Месяц, прошедший со дня отъезда княжича Михаила, показался Арсению необычайно долгим. Всем его существом владела теперь сероокая княжна Софья. С думой о ней он засыпал и просыпался, ею были полны его сердце и голова, а все обычные дела и занятия, прежде его увлекавшие, теперь казались пустыми, пригодными разве на то, чтобы убить время до нового свидания с нею. Зачем ему это свидание и что он скажет Софье, Арсений и сам не знал, но всеми помыслами рвался в Карачев и давно бы уже поехал туда, если бы представился подходящий повод. Но его не было, и поневоле приходилось ждать окончания выделки медвежьей шкуры, которую он обещал подарить княжне. Только через неделю после Крещения шкура была готова, и в тот же день, бережно упаковав ее и приторочив к седлу, Арсений отправился в Карачев.

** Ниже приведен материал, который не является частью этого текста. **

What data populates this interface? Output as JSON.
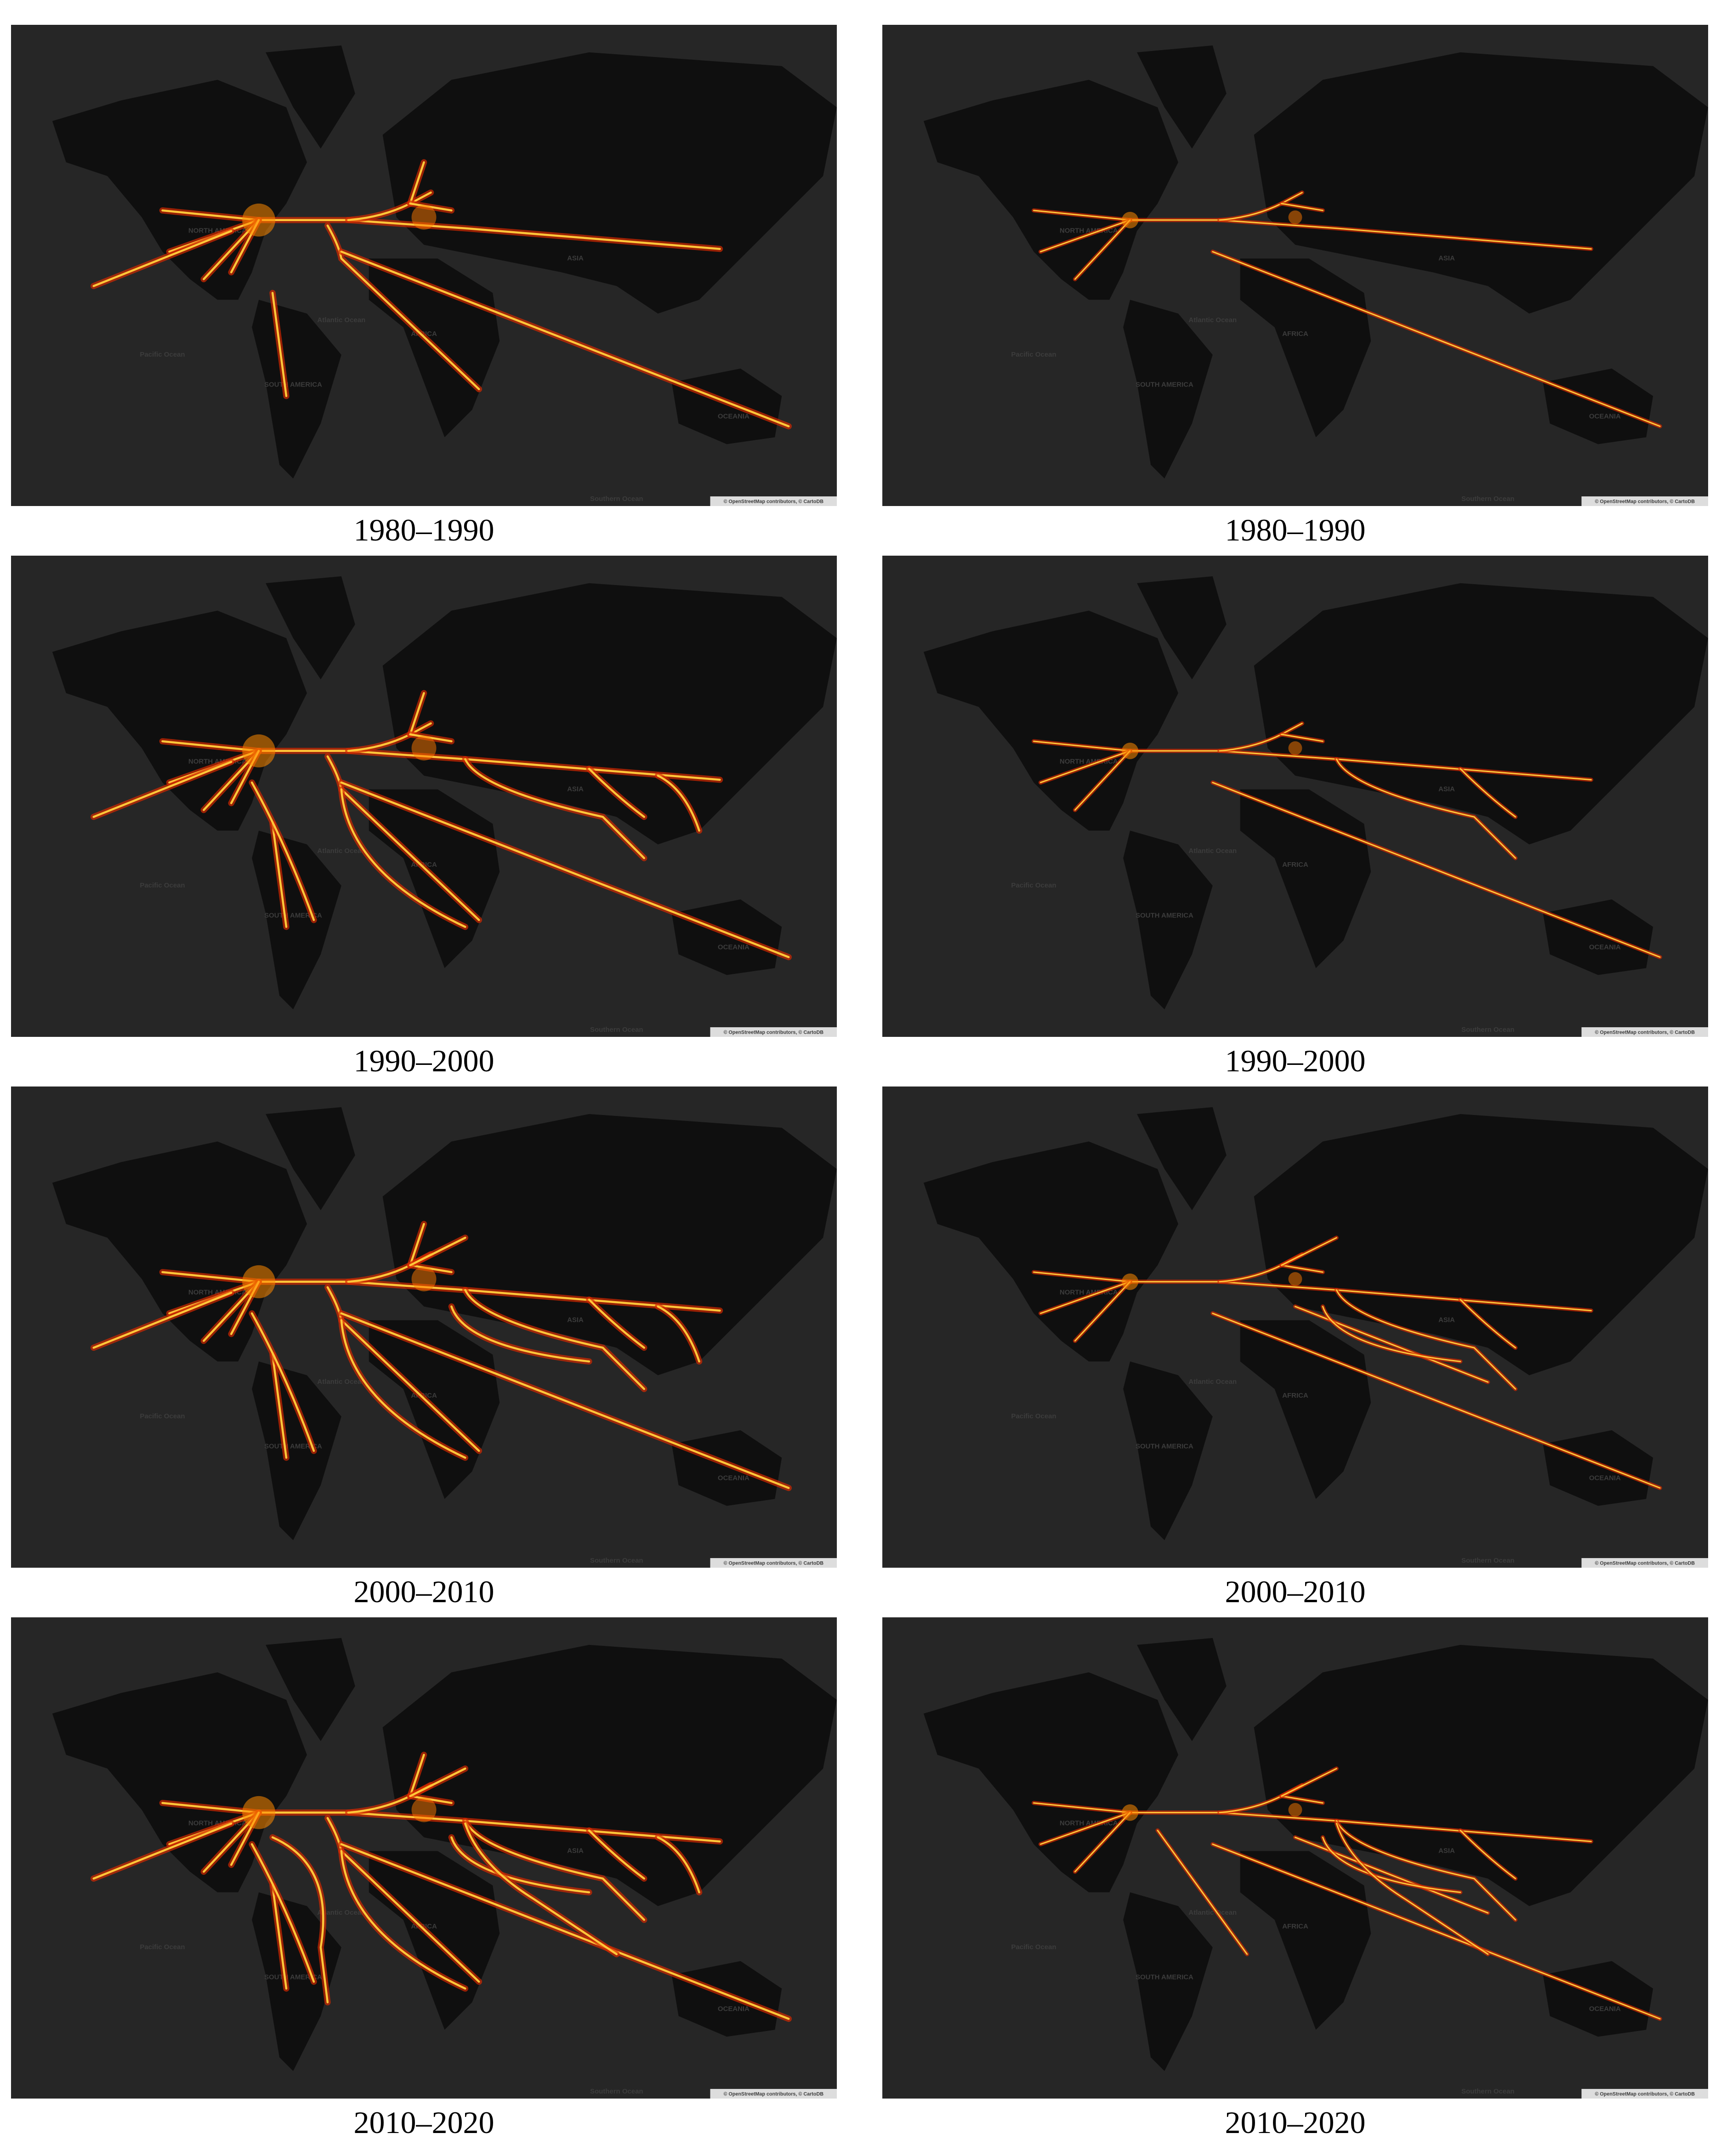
{
  "panels": [
    {
      "caption": "1980–1990"
    },
    {
      "caption": "1980–1990"
    },
    {
      "caption": "1990–2000"
    },
    {
      "caption": "1990–2000"
    },
    {
      "caption": "2000–2010"
    },
    {
      "caption": "2000–2010"
    },
    {
      "caption": "2010–2020"
    },
    {
      "caption": "2010–2020"
    }
  ],
  "map_labels": {
    "north_america": "NORTH AMERICA",
    "south_america": "SOUTH AMERICA",
    "asia": "ASIA",
    "africa": "AFRICA",
    "oceania": "OCEANIA",
    "atlantic": "Atlantic Ocean",
    "pacific": "Pacific Ocean",
    "southern": "Southern Ocean"
  },
  "attribution": "© OpenStreetMap contributors, © CartoDB"
}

На полпути его захватила метель, но по счастью, еще не успев потеряться в поднявшемся вокруг снежном хаосе, он добрался до небольшой лесной деревушки, в которой заночевал, и в город приехал только к вечеру следующего дня.

Незатейливые строения Карачева были засыпаны снегом по самые окна, в палисадниках ветви деревьев гнулись под гнетом тяжелых наледей, а на улицах не виднелось живой души. Но на княжеском дворе, в противоположность этому, царило необычное оживление. Сбоку, возле бывших помещений дружины, теперь отведенных частью под дворовую челядь, а частью под амбары, стояло десятка два санных повозок, в которые княжьи холопы укладывали сундуки, ящики, мешки, корзины и свертки, крепко их увязывая и накрывая сверху дерюжными полостями. Видно, здесь кого-то готовили в дальний путь, и несколько встревоженный этим Арсений, привязав коня к столбу, вбежал на крыльцо и приказал вышедшему на стук слуге доложить о нем княжичу Михаилу.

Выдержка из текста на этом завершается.